As organizations increasingly move to digital, the data in your data warehouse becomes a critical asset needed to drive various business operations. The mass adoption of emerging technologies such as cloud computing, IoT, and Data analytics has seen organizations leverage data for decision-making. Even so, some data types are more sensitive than others meaning they could easily be exploited if they fall into the wrong hands.

With that in mind, businesses have become more cautious about data governance, from how their data is collected, stored, and used. Depending on the type and nature of your business, you want to understand the various data risks and how you can protect your enterprise from the looming data threats.

Types of Data Risks 

Data risk is defined as the potential for a loss related to the management, governance, and security of data. Before we look at the different types or examples of data risks, it’s worth noting that data can be classified broadly into three, i.e., high risk, moderate risk, and low-risk data. High-risk data comprises personal information that poses identity risks and shouldn’t be shared publicly. Examples of high-risk data include social security numbers, credit card numbers, driver’s licenses, and bank account numbers.

Moderate-risk data comprises any information that’s not classified as high-risk and is not readily available to the public. On the other hand, low-risk data is data intended for public disclosure. The loss of confidentiality, availability, or integrity of low-risk data has no adverse impact on the business’ safety, reputation, or finances.

Common examples of data risks include:

  • Data Corruption – occurs when data becomes unreadable, unusable, or inaccessible to an application or user. Corrupt data means it cannot be trusted; hence it’s not important to the organization. Data corruption is often caused by hardware problems such as hard drive failures, faulty RAM, etc.
  • Data Loss – Occurs when vital data is accidentally or intentionally deleted or rendered useless. Formatting errors, viruses, and physical damage are the common causes of data loss.

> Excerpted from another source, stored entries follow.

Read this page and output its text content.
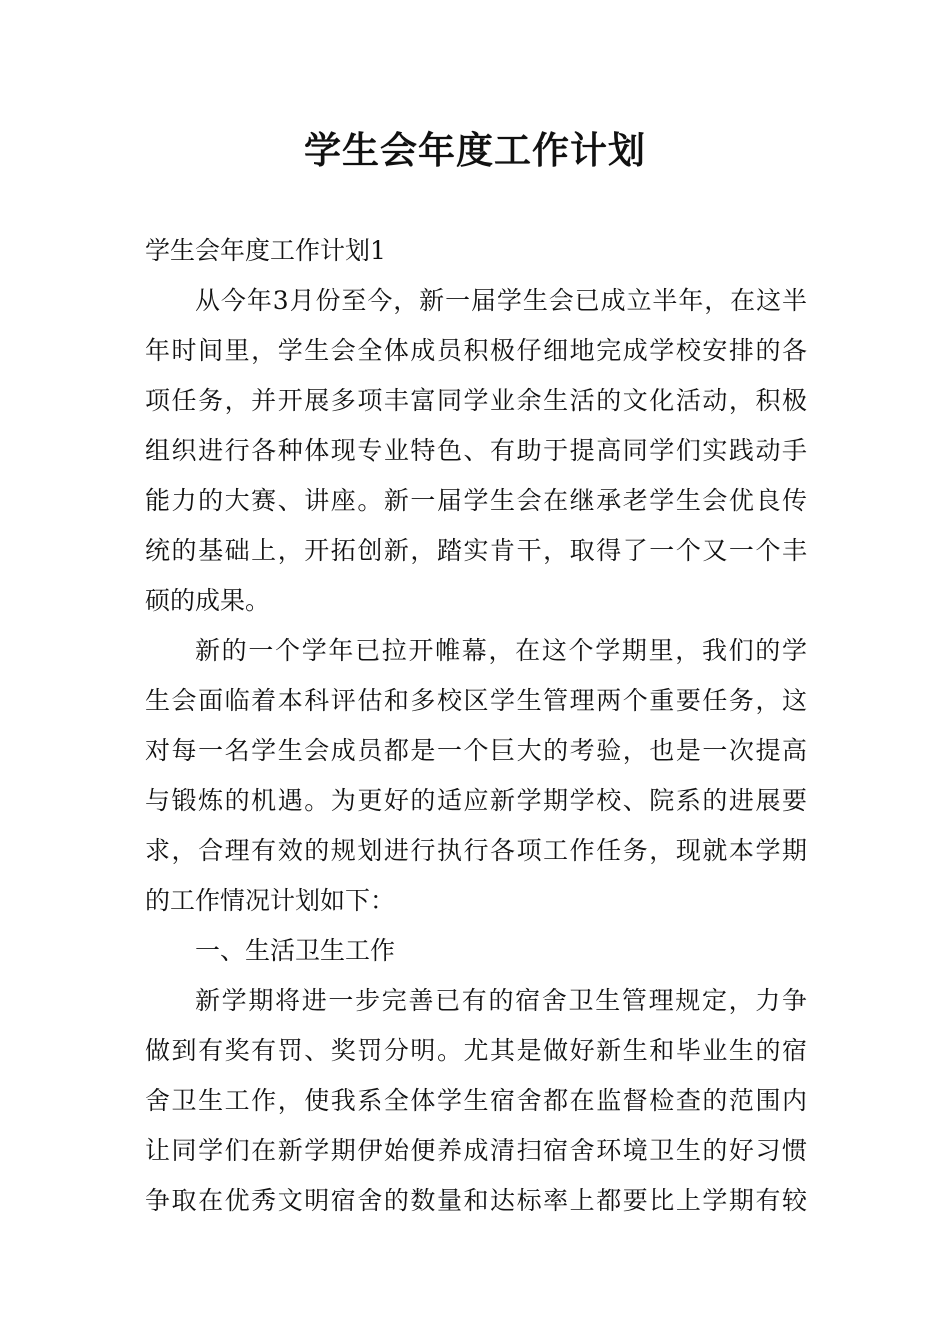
学生会年度工作计划
学生会年度工作计划1
从今年3月份至今，新一届学生会已成立半年，在这半
年时间里，学生会全体成员积极仔细地完成学校安排的各
项任务，并开展多项丰富同学业余生活的文化活动，积极
组织进行各种体现专业特色、有助于提高同学们实践动手
能力的大赛、讲座。新一届学生会在继承老学生会优良传
统的基础上，开拓创新，踏实肯干，取得了一个又一个丰
硕的成果。
新的一个学年已拉开帷幕，在这个学期里，我们的学
生会面临着本科评估和多校区学生管理两个重要任务，这
对每一名学生会成员都是一个巨大的考验，也是一次提高
与锻炼的机遇。为更好的适应新学期学校、院系的进展要
求，合理有效的规划进行执行各项工作任务，现就本学期
的工作情况计划如下：
一、生活卫生工作
新学期将进一步完善已有的宿舍卫生管理规定，力争
做到有奖有罚、奖罚分明。尤其是做好新生和毕业生的宿
舍卫生工作，使我系全体学生宿舍都在监督检查的范围内
让同学们在新学期伊始便养成清扫宿舍环境卫生的好习惯
争取在优秀文明宿舍的数量和达标率上都要比上学期有较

Power failures and malware attacks are the other incidents that can result in data loss.
  • Data Breach – This is an incident in which critical information is taken or stolen from a system without the authorization or knowledge of the system’s owner. There are three types of data breaches, namely, physical breach, electronic breach, and skimming. Based on the sensitivity and type of the data breached, the consequences may include theft of IP, leaking of confidential information, corruption of databases, etc.
  • Data Remanence and Compliance Issues – data remanence refers to a situation where a computer memory retains previously stored information even after attempts to erase the data. Risk occurs when a firm disposes of a computer or hard disk without checking for data remanence issues or failing to properly degauss or wipe its memory. On the other hand, data compliance occurs when a company accidentally or intentionally provides customer/employee details to a third party violating local or international data privacy regulations.

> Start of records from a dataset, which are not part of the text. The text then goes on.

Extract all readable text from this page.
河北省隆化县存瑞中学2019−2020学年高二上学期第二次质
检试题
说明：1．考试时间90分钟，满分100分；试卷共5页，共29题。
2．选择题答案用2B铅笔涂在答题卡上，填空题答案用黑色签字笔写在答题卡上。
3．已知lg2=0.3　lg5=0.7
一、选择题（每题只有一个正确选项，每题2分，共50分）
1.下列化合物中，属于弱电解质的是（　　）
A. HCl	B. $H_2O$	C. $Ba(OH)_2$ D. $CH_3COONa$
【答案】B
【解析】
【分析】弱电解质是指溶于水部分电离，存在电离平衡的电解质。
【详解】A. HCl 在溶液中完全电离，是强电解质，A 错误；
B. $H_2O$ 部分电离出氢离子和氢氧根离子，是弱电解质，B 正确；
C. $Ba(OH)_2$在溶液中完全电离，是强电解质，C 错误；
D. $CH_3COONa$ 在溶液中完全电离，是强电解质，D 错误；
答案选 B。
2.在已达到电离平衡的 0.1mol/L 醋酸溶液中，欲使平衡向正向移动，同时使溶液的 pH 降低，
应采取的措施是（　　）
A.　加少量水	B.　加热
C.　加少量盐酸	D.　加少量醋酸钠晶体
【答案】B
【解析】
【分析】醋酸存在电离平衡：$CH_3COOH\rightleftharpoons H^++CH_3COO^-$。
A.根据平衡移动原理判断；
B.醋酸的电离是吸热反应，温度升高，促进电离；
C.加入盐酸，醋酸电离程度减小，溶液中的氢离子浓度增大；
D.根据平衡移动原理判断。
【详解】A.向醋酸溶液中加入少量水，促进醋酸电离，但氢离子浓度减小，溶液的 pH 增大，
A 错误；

How to Mitigate Data Risks 

The data risks identified above are but a few of the many data privacy and security concerns that organizations face. To successfully protect your data from these risks, you want to deploy an effective data management strategy to mitigate common and emerging data risks. Below is how you can better manage your sensitive data.

Centralize Your Data 

An easier way to manage, analyze and track your data is to keep them in one place. In other words, you should not keep data on a desktop or third-party data management software. You also want to avoid redundancies or creating unnecessary copies of your data. Where possible, have a centralized enterprise data storage and analytics solution where all your sensitive data resides. However, this doesn’t mean you should not have a data backup plan.

Rethink Data Access Control 

Another critical step to mitigating data risks is to ensure only the right people have access to the information they should have access to. Implementing a principle of least privilege ensures that a user is allowed the minimum level of access or permission. This minimizes misuse of privileges and reduces risk exposure to sensitive enterprise data. Other ways to limit unauthorized access to data are by implementing row-level security and zero-trust network access.

Establish Clear Data Governance Rules 

Last but not least is to have clear rules on what constitutes data risks and the role of employees, managers, customers, and all the other stakeholders in upholding data security and data privacy best practices. The rules and regulations governing data collection, storage, access, and use should be consistent and applicable throughout the organization.

A rule of thumb is to invest in a comprehensive risk and compliance solution that protects your business from not only data risks but also market risks, cyber threats, and various compliance issues.

Conclusion

Every modern-day business understands the critical role of data in driving innovation and organizational growth. The data you collect from customers, employees, and the broader market is valuable not only to you but also to the other entities outside your niche or industry. That means everyone is hungry for your data, and failing to keep up with data privacy and security guidelines could lead to data breaches and data loss. Take action today by centralizing your data, rethinking data access control, and establishing clear data governance rules.